Tidak ada yang tahu sejak kapan penamaan Kolla Rabah ini disematkan, tapi nama itu konon diambil dari nama tempat beliau menetap, yaitu di Rabah, yang masuk wilayah Kecamatan Pademawu Pamekasan. Dan sejak dahulu masyarakat di sekitar memang menyebutnya sebagai Kolla Rabah.  Di dalam Kolla Rabah ini sedari dulu hidup banyak ikan, dan sering ditangkap oleh masyarakat sekitar.

Bahkan ada kepercayaan, di kolla Rabah itu terdapat ikan emas, yang sesekali menampakkan wujudnya di kolla Rabah. Dan apabila para pemancing mendapat ikan emas tersebut harus dilepas kembali, karena jika diambil dan di makan akan kena kualat (tola). Kepercayaan itu sangat melekat hingga sampai saat ini.

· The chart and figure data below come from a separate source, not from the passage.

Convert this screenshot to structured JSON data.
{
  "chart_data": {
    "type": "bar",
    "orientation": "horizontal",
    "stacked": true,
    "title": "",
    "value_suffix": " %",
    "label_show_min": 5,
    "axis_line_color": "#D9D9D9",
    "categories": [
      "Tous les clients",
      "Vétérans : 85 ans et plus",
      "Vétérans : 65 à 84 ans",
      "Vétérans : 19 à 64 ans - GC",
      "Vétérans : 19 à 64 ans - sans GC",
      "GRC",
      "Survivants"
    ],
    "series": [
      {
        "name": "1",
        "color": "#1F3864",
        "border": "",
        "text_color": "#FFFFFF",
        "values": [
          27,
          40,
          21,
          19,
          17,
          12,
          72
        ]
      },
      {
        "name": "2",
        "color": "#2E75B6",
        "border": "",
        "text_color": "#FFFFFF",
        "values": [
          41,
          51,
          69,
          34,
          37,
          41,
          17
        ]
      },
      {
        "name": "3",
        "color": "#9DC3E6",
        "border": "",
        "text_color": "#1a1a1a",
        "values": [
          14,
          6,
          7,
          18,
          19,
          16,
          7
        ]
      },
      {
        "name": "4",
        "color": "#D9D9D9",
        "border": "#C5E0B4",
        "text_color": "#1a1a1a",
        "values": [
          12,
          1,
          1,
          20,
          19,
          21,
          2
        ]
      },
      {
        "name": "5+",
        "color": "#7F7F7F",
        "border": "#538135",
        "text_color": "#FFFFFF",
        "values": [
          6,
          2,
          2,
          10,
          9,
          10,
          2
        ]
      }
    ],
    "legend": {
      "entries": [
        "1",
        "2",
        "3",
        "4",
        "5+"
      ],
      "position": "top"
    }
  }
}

Pemerintah Kabupaten Sampang kemudian mengambil inisiatif mengeruk dan memperlebar Kolla Rabah. Kini, kolla itu menjadi tempat wisata memancing, dan pemkab mengganti nama Kolla Rabah menjadi Kolam Pemancingan Aji Gunung.

Bahkan menurut Kiai Abdul Raqib, sesepuh desa/kelurahan setempat, yang turun temurun menjadi pemangku penjaga Makam Kiai Aji Gunung, mengatakan bahwa kampung yang dihuni Masyarakat di seputar Kolla Rabah dan Makam Kiai Aji Gunung  disebut Kampung Rabah hingga sekarang. Kampung Rabah ini masuk Kelurahan Gunung Sekar Sampang.

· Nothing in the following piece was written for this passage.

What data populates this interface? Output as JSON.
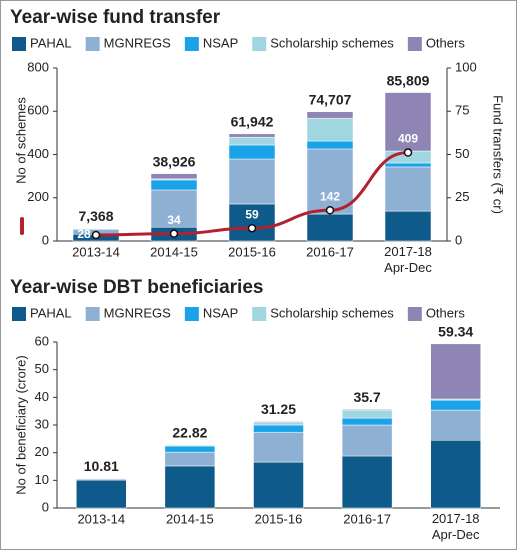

Sedangkan bekas jamban (septi tank) milik keluarga Pesantren Aji Gunung, tempat di mana Kiai Abdurrahman mengambil cincin Nyai Aji Gunung, sekarang dijadikan sumur memenuhi kebutuhan air masyarakat sekitar. Banyak cerita mistis tentang khasiat air sumur bekas Jamban (Patenja’an, dalam bahasa Madura) Kiai dan Nyai Aji Gunung ini. Dan warna air seringkali berubah-ubah sesuai dengan macam khasiat yang diyakini.

Tempat di mana jamban itu berada, oleh masyarakat pun dijadikan nama sebuah kampung, yaitu Kampung Teja, yang letaknya bersebelahan dengan Kampung Rabah. Nama Teja di ambil dari tempat jamban yang kalau dibahasa Madurakan halus menjadi  Patenja’an.